Я подхожу к дому и ищу слабо прибитую доску. Наконец одна подается, и когда она отходит, я вижу желтую полицейскую ленту, приклеенную к двери. Я думаю о том кошмаре, который, должно быть, происходил здесь, о том, как власти находили жертв, и понимаю, почему дом заперли и забыли. Стоящий в стороне от других, это дом-призрак.
Навалившись на дверь, мне удается ее открыть, и я оказываюсь в центре гостиной, позволяя интуиции подсказать мне направление. Один из моих пациентов убивал женщин в собственном доме, прямо под носом у жены и детей. Подвалы — идеальные места для убийства. Они держат весь мир и даже самых близких к преступнику людей в неведении.
Однако этот дом находится недалеко от океана. Подвала нет. Гаража нет. Я иду по узкому коридору, заглядывая в тесные спальни, все кажется на виду. Незащищенным.
Где?
В одном из приоткрытых окон спальни я замечаю оранжерею.
Они разбросаны повсюду вдоль берега. Практически в каждом доме есть хотя бы одна крытая теплица. У некоторых домов есть несколько рядов прозрачных построек.

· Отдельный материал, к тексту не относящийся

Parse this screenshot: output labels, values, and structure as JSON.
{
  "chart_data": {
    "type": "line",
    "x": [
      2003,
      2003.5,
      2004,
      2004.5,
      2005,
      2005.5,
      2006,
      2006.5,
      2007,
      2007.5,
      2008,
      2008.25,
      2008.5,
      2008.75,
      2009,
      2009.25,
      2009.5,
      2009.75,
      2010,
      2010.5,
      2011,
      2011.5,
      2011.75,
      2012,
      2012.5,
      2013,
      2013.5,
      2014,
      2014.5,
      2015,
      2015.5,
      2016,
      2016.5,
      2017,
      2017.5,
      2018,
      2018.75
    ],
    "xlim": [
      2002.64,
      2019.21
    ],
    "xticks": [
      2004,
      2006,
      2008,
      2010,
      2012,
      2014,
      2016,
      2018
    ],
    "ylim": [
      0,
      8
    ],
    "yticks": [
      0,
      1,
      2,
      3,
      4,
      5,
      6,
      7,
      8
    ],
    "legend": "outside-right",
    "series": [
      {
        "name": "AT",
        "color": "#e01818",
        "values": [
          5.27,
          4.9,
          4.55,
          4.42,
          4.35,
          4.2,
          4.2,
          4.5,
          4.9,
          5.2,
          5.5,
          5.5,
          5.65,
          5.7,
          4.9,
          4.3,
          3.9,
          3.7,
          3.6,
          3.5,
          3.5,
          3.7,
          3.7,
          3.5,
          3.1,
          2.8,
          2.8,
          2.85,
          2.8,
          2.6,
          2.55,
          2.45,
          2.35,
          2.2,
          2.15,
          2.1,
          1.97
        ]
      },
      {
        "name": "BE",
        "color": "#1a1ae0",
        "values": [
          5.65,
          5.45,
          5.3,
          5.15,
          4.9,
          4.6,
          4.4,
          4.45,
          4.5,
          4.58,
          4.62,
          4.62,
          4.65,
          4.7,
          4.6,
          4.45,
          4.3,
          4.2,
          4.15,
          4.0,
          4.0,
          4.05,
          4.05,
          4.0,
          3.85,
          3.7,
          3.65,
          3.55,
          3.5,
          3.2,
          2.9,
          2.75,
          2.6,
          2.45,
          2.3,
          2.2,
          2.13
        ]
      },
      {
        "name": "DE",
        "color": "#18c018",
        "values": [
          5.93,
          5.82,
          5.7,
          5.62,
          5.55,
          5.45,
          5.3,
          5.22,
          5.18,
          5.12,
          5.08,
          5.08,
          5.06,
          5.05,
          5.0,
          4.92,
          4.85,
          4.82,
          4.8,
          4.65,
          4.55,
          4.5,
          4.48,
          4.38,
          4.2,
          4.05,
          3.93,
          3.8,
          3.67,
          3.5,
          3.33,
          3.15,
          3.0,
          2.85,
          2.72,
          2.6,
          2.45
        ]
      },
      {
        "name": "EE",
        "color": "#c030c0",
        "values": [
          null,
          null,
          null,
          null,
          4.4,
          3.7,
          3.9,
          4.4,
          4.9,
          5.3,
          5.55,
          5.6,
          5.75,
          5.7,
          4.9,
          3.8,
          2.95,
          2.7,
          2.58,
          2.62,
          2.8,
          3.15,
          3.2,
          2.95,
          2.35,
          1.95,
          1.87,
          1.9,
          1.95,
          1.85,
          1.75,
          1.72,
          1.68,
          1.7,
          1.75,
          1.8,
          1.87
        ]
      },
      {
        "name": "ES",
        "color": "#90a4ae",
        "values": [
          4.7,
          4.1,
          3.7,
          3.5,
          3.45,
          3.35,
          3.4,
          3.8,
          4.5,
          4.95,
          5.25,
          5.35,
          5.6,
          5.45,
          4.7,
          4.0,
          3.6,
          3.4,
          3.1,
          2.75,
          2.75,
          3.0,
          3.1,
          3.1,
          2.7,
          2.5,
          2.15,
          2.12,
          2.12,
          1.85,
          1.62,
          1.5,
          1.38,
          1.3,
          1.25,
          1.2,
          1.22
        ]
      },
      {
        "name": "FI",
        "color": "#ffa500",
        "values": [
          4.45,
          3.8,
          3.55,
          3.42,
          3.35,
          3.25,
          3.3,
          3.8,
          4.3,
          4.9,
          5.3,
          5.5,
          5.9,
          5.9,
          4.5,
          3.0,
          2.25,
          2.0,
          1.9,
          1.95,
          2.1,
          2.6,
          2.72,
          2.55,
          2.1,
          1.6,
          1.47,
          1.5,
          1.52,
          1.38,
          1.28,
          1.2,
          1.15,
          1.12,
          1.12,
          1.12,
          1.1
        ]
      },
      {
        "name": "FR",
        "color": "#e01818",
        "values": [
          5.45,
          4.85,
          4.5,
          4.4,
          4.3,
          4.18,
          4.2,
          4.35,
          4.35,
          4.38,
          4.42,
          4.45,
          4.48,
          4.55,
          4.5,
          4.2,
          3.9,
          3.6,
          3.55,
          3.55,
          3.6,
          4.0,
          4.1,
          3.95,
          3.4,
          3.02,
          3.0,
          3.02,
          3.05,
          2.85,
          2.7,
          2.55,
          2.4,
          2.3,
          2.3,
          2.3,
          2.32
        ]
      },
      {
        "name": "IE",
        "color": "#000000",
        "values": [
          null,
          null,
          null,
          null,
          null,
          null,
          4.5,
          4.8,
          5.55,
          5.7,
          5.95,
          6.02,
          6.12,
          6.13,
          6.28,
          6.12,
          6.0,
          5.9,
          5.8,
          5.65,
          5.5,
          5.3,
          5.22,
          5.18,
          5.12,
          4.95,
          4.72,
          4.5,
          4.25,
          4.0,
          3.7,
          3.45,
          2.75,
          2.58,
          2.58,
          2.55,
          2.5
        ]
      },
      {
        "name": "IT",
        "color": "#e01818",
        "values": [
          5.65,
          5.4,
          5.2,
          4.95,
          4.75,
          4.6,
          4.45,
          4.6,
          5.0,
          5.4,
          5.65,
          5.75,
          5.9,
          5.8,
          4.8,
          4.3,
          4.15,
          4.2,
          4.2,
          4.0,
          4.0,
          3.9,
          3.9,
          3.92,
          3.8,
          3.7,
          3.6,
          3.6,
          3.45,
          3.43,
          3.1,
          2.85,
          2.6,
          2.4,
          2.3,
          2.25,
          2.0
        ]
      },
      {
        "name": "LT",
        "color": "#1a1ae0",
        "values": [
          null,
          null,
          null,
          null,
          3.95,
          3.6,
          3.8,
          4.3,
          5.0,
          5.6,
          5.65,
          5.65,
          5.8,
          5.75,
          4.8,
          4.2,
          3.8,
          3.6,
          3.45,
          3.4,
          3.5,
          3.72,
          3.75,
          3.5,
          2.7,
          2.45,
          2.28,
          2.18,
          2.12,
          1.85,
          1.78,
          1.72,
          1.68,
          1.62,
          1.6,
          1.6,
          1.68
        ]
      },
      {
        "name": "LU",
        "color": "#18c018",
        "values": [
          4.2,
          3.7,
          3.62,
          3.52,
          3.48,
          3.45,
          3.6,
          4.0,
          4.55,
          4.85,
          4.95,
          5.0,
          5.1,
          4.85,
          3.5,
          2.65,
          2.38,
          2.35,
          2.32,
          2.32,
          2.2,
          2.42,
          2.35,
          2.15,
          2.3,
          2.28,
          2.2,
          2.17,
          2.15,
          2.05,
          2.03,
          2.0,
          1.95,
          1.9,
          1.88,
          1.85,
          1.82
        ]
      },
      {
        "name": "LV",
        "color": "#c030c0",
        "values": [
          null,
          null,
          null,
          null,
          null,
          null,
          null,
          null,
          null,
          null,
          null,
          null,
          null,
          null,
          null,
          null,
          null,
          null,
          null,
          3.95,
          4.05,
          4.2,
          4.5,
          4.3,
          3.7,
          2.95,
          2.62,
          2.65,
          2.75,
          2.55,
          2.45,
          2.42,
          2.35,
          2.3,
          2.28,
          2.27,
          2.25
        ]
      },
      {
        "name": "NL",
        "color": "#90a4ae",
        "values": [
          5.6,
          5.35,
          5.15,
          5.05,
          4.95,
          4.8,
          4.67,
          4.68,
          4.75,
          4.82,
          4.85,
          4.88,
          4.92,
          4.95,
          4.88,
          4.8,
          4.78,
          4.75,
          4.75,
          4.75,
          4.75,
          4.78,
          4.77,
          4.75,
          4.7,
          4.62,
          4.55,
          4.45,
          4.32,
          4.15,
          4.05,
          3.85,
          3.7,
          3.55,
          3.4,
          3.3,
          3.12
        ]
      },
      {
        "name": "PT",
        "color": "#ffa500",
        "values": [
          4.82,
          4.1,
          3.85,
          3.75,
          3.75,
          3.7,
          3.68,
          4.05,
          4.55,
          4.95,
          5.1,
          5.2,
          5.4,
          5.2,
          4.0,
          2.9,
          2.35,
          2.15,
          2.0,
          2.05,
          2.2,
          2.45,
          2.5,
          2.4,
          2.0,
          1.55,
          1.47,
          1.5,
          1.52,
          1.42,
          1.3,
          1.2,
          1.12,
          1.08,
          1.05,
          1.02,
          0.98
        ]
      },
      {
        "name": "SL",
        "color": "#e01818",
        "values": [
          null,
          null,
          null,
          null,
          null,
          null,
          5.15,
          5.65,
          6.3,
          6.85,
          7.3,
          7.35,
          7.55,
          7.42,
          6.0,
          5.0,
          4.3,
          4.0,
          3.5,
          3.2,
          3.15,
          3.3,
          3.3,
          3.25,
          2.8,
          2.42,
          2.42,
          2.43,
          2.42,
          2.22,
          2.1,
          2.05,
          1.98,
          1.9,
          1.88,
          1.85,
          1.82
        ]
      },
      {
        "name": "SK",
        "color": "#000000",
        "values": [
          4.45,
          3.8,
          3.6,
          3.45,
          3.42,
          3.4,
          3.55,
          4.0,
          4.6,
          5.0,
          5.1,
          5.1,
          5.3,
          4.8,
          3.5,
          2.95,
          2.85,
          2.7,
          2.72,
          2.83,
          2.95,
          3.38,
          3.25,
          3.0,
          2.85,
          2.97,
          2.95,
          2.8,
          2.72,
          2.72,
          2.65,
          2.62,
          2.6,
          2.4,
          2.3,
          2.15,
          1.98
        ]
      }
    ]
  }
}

Меня одолевает любопытство, и я выхожу через заднюю дверь и распахиваю дверь теплицы. Лозы и сорняки почти перекрыли вход, но как только я захожу внутрь, то нахожу ответ.
То, что осталось от примитивного маятникового устройства, размещается в задней части теплицы. Ржавые ловушки для животных, которые использовались для сдерживания жертв Грейсона, были конфискованы в качестве доказательства, как и мачете. Веревка и мешки с песком, необходимые для подъема мачете, все еще здесь, а также большой деревянный стол, к которому привязывали жертв, пока оружие опускалось вниз, чтобы положить конец их жизни.
Прошедшие годы не уничтожили кровь, пропитавшую дерево и веревки.
Я отворачиваюсь и замечаю это.
Посреди земли огромная дыра.
— О Боже.
Самодельная крышка с замками лежала в стороне, прислоненная к ряду горшков. Это была дверь, а внизу…
Я смотрю в дыру.
С этого ракурса я могу разглядеть обшитые досками стены. Они были оббиты. Звукопроницаемы. Каждую стену украшают ржавые кандалы.
— Господи Боже.
Как долго Грейсон здесь мучился?
Я встаю на колени и достаю телефон, используя фонарик, чтобы рассмотреть все получше. Цепи свисают с потолка темной комнаты. Это не просто подсобное помещение, чтобы прятать детей, предназначенных для продажи, это камера пыток.